From here, it isn't too difficult to see from where a lot of the societal issues that have plagued women arose. Men, already relative testosterone factories, widened the "physical strength gap" considerably, what with all their military training and societal emphasis on physical strength, and so were more able to be controlling. In addition, because leaders always like to keep army-morale high, customs were begun that centered around making men happier, including the use of women as sex-objects. Finally, since the whole rationale behind keeping the women from battle was to ensure that the society would have as high a potential population as possible, women were expected to engage in activities conducive to this end, namely childbirth.

I want to make perfectly clear that I am not saying that any of these are "good," or even "suitably justified." I am simply pointing out the social pattern that led to them in order to highlight just how difficult they are to remove from a fantasy setting. In most fantasy settings, the huge population explosions that made the foundational justification defensible has not yet occurred. Populations are still fairly small, and women are still necessary for population rebuilding.

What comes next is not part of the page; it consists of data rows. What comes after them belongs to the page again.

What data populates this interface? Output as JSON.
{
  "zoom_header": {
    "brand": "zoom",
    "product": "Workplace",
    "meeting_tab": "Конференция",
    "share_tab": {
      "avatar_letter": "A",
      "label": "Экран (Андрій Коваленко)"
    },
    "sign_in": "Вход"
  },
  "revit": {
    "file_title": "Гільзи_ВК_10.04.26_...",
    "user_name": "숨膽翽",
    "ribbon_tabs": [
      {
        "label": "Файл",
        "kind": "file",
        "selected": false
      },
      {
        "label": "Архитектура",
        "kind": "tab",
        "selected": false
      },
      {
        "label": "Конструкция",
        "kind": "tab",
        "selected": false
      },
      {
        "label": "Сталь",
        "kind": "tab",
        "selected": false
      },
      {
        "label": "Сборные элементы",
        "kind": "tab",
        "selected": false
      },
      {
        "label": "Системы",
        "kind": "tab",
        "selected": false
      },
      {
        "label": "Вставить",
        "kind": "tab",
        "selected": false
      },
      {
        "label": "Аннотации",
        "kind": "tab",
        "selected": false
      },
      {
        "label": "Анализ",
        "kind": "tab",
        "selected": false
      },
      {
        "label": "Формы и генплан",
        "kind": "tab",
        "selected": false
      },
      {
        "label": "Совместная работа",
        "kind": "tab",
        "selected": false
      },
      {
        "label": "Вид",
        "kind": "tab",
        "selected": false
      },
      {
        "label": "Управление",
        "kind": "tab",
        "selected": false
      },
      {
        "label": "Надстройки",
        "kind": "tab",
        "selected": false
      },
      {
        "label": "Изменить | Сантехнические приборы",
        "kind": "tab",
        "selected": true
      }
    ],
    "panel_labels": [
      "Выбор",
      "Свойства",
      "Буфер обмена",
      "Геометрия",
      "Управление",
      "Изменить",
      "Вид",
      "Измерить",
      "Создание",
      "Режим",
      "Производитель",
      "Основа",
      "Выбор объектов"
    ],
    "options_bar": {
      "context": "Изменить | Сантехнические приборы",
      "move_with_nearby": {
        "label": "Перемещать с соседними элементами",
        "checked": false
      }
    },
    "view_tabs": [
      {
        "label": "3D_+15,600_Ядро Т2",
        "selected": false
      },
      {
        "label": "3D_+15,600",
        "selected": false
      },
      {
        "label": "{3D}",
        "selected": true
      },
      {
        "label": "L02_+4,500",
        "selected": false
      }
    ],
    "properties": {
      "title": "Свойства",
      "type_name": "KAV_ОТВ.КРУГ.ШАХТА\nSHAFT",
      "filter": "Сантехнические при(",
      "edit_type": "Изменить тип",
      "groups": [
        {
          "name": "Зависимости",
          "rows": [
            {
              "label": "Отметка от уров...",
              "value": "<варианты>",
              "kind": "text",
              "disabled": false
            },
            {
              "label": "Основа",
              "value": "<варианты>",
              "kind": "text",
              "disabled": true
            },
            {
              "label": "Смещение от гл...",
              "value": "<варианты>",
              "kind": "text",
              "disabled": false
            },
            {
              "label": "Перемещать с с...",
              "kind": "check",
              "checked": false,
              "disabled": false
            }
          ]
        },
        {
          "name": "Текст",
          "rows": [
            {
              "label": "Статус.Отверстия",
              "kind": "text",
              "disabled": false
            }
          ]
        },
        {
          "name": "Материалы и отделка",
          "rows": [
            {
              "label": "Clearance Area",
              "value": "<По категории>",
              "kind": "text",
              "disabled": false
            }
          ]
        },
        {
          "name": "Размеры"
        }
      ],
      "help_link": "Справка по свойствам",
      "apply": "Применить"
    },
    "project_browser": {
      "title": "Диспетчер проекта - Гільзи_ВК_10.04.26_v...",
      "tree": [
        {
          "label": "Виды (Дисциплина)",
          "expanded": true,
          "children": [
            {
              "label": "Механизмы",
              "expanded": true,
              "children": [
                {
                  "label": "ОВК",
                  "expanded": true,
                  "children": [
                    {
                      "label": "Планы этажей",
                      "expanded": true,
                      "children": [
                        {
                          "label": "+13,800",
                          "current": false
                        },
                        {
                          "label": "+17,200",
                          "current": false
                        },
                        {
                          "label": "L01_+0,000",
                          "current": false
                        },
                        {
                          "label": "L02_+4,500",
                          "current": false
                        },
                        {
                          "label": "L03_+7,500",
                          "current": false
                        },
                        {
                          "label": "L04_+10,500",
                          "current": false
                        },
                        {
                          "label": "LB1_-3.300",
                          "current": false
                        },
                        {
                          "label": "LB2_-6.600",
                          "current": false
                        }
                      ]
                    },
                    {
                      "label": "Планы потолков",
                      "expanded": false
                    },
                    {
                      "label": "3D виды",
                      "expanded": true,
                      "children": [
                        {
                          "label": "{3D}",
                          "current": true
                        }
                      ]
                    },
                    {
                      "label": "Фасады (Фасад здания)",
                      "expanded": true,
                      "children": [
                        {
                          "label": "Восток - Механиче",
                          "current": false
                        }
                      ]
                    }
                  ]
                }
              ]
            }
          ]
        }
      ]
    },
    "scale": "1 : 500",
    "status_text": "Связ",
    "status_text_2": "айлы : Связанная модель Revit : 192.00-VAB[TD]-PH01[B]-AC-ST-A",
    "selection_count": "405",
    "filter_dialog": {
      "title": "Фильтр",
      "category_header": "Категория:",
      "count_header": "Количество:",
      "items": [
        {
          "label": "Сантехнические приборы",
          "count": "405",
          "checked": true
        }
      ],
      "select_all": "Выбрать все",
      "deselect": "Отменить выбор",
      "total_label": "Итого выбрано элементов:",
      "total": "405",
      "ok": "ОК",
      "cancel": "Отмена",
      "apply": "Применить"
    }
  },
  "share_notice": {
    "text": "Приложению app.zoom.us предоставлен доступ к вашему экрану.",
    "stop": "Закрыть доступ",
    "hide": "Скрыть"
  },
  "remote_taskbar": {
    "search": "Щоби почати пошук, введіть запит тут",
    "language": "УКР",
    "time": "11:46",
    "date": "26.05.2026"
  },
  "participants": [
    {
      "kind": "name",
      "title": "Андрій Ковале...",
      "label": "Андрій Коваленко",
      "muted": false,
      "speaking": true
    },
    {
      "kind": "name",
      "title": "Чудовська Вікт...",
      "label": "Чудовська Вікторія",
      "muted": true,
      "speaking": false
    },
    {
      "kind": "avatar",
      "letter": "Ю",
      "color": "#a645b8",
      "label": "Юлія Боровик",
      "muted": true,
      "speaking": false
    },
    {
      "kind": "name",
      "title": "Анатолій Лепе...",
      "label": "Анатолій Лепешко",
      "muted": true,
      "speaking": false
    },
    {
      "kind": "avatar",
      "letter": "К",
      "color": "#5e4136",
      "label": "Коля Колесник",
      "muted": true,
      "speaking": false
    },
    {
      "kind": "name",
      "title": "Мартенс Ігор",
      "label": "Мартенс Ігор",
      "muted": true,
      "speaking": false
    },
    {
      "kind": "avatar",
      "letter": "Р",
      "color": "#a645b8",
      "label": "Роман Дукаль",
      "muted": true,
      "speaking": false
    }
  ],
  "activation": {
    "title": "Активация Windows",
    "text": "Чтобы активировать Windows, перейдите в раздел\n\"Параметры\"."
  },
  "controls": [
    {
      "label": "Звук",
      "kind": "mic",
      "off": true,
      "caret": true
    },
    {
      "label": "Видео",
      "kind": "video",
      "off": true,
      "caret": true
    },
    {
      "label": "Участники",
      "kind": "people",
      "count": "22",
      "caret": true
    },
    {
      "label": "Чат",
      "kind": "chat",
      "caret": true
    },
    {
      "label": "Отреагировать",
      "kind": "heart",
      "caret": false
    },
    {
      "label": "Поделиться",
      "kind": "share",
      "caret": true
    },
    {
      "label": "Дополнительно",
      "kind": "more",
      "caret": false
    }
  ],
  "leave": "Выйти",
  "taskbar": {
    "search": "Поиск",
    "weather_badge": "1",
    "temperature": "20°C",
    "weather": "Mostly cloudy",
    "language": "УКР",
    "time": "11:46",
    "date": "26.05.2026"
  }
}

Once you have a couple million people in a country, individual women become less important procreationally, but such a country is simply not historically accurate for the target time-period. As such, solving the problems that you list would entail completely remaking society as a whole. I would actually go so far as to call it impossible except in isolated cases(in other words, in the *particular case* of the protagonist).

Societies wherein it would be possible could be thought of(indeed, some are historically attested), but in such societies these issues generally don't exist to begin with.